Ladungen im Atommodell

Elektrische Ladung im Atom
Elektrische Ladung im Atom: Die inneren Elektronen bilden mit den Protonen und Neutronen des Atomkerns den Atomrumpf. Das Atom kann äussere Valenzelektronen abgeben

Mit seinem berühmten Experiment gelang es dem amerikanischen Physiker Robert Andrews Millikan die Elementarladung, d.h. die Ladung von Elektronen zu messen.

Mit Hilfe dieser Elementarladung $e$ können wir jetzt das Modell des Atoms vervollständigen: Im Atomkern befinden sich neutrale Neutronen und positiv geladene Protonen. Da die Anzahl Protonen genau der Anzahl Elektronen entspricht, haben sie, bis auf das Vorzeichen, die genau gleich Ladung: Protonen haben die Ladung $+e$, Elektronen die Ladung $-e$.

Die inneren Elektronen sind stark am Atomkern gebunden und bilden mit ihm den Atomrumpf. Er ist auch positiv geladen, wenn auch nicht ganz so stark wie der Kern. Bei unserem Beispiel, Aluminium, hat der Atomrumpf 13 Protonen und 10 innere Elektronen. Er hat also die Ladung $+3e$.

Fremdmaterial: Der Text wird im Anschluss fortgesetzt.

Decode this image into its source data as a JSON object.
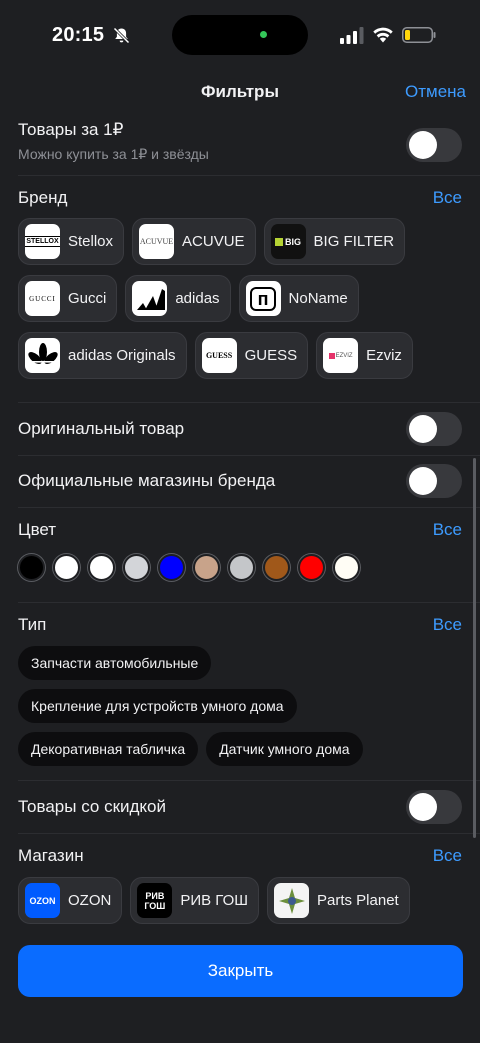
{
  "status": {
    "time": "20:15"
  },
  "nav": {
    "title": "Фильтры",
    "cancel": "Отмена"
  },
  "one_ruble": {
    "label": "Товары за 1₽",
    "sub": "Можно купить за 1₽ и звёзды",
    "on": false
  },
  "brand": {
    "title": "Бренд",
    "all": "Все",
    "items": [
      {
        "name": "Stellox",
        "logo_text": "STELLOX"
      },
      {
        "name": "ACUVUE",
        "logo_text": "ACUVUE"
      },
      {
        "name": "BIG FILTER",
        "logo_text": "BIG"
      },
      {
        "name": "Gucci",
        "logo_text": "GUCCI"
      },
      {
        "name": "adidas",
        "logo_text": ""
      },
      {
        "name": "NoName",
        "logo_text": "п"
      },
      {
        "name": "adidas Originals",
        "logo_text": ""
      },
      {
        "name": "GUESS",
        "logo_text": "GUESS"
      },
      {
        "name": "Ezviz",
        "logo_text": "EZVIZ"
      }
    ]
  },
  "original": {
    "label": "Оригинальный товар",
    "on": false
  },
  "official": {
    "label": "Официальные магазины бренда",
    "on": false
  },
  "color": {
    "title": "Цвет",
    "all": "Все",
    "swatches": [
      "#000000",
      "#ffffff",
      "#ffffff",
      "#d3d5d9",
      "#0000ff",
      "#c8a38a",
      "#c4c6c9",
      "#a0581a",
      "#ff0000",
      "#fffdf5"
    ]
  },
  "type": {
    "title": "Тип",
    "all": "Все",
    "items": [
      "Запчасти автомобильные",
      "Крепление для устройств умного дома",
      "Декоративная табличка",
      "Датчик умного дома"
    ]
  },
  "discount": {
    "label": "Товары со скидкой",
    "on": false
  },
  "store": {
    "title": "Магазин",
    "all": "Все",
    "items": [
      {
        "name": "OZON",
        "logo_text": "OZON"
      },
      {
        "name": "РИВ ГОШ",
        "logo_text": "РИВ ГОШ"
      },
      {
        "name": "Parts Planet",
        "logo_text": ""
      }
    ]
  },
  "footer": {
    "close": "Закрыть"
  }
}
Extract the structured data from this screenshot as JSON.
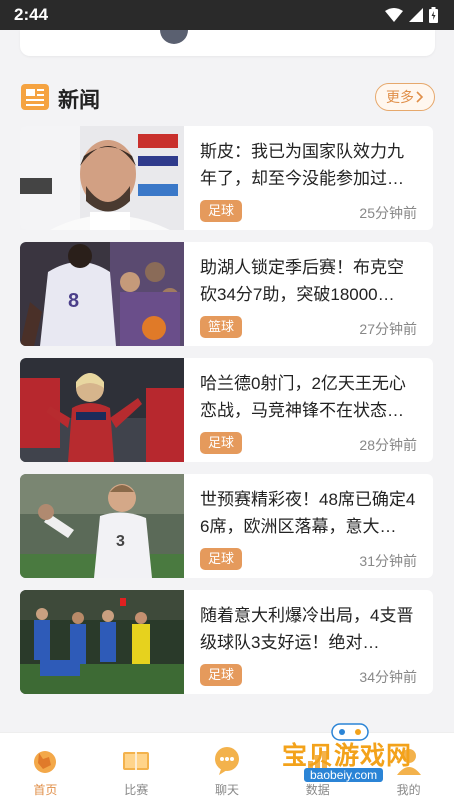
{
  "status_bar": {
    "time": "2:44"
  },
  "section": {
    "title": "新闻",
    "more_label": "更多"
  },
  "news": [
    {
      "title": "斯皮：我已为国家队效力九年了，却至今没能参加过…",
      "tag": "足球",
      "time": "25分钟前"
    },
    {
      "title": "助湖人锁定季后赛！布克空砍34分7助，突破18000…",
      "tag": "篮球",
      "time": "27分钟前"
    },
    {
      "title": "哈兰德0射门，2亿天王无心恋战，马竞神锋不在状态…",
      "tag": "足球",
      "time": "28分钟前"
    },
    {
      "title": "世预赛精彩夜！48席已确定46席，欧洲区落幕，意大…",
      "tag": "足球",
      "time": "31分钟前"
    },
    {
      "title": "随着意大利爆冷出局，4支晋级球队3支好运！绝对…",
      "tag": "足球",
      "time": "34分钟前"
    }
  ],
  "bottom_nav": [
    {
      "label": "首页",
      "icon": "home-icon",
      "active": true
    },
    {
      "label": "比赛",
      "icon": "match-icon",
      "active": false
    },
    {
      "label": "聊天",
      "icon": "chat-icon",
      "active": false
    },
    {
      "label": "数据",
      "icon": "data-icon",
      "active": false
    },
    {
      "label": "我的",
      "icon": "profile-icon",
      "active": false
    }
  ],
  "watermark": {
    "text": "宝贝游戏网",
    "url": "baobeiy.com"
  },
  "colors": {
    "accent": "#e08f49",
    "tag": "#e59a5c",
    "status_bar": "#2a2a2a"
  }
}
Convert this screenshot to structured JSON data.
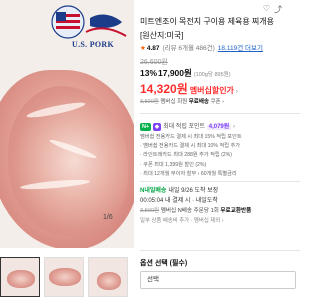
{
  "gallery": {
    "logo_text": "U.S. PORK",
    "counter": "1/6",
    "thumbs": [
      "thumb-1",
      "thumb-2",
      "thumb-3"
    ]
  },
  "header": {
    "heart_icon": "heart-icon",
    "share_icon": "share-icon"
  },
  "product": {
    "title_line1": "미트엔조이 목전지 구이용 제육용 찌개용",
    "title_line2": "[원산지:미국]",
    "rating_score": "4.87",
    "rating_meta": "(리뷰 6개월 486건)",
    "rating_link": "18,119건 더보기",
    "original_price": "26,600원",
    "discount": "13%",
    "sale_price": "17,900원",
    "unit_price": "(100g당 895원)",
    "member_price": "14,320원",
    "member_label": "멤버십할인가",
    "member_link": "› ",
    "coupon_old": "3,500원",
    "coupon_text": " 멤버십 회원 ",
    "coupon_new": "무료배송",
    "coupon_tail": " 쿠폰 ›"
  },
  "points": {
    "badge": "N+",
    "membership_label": "최대 적립 포인트",
    "value": "4,079원",
    "chevron": "›"
  },
  "benefits": [
    "멤버쉽 전용카드 결제 시 최대 15% 적립 포인트",
    "· 멤버쉽 전용카드 결제 시 최대 10% 적립 추가",
    "· 라인트레카드 최대 288원 추가 적립 (2%)",
    "· 쿠폰 최대 1,399원 할인 (2%)",
    "· 최대 12개월 무이자 할부 › 60개월 특별금리"
  ],
  "delivery": {
    "tag": "N내일배송",
    "when": "내일 9/26 도착 보장",
    "sub_prefix": "00:05:04 내 결제 시",
    "sub_sep": " · ",
    "sub_suffix": "내일도착",
    "fee_old": "3,500원",
    "fee_middle": " 멤버십 N배송 주문당 1회 ",
    "fee_new": "무료교환반품",
    "note": "일부 상품 배송비 추가 · 멤버십 제외 ›"
  },
  "options": {
    "title": "옵션 선택 (필수)",
    "select_value": "선택"
  }
}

Zu äusserst haben wir die drei Valenzelektronen. Das sind die Elektronen, die das Atom einfacher abgeben kann. Zusammen haben sie die Ladung $-3e$. Schliesslich bilden der Atomrumpf und die Valenzelektronen zusammen das ladungsneutrale Atom.

Elementarladung

\[ e = 1.602 \cdot 10^{-19}\;\text{C} \]

Die Elementarladung ist eine Naturkonstante. Das Elektron hat genau diese Ladung mit negativem Vorzeichen ($-e$). Das Proton hat die gleiche Ladung mit positivem Vorzeichen ($+e$).

Die Bestandteile des Protons, die up- und down-Quarks haben die Ladung $+\frac{2}{3}e$ bzw. $-\frac{1}{3}e$.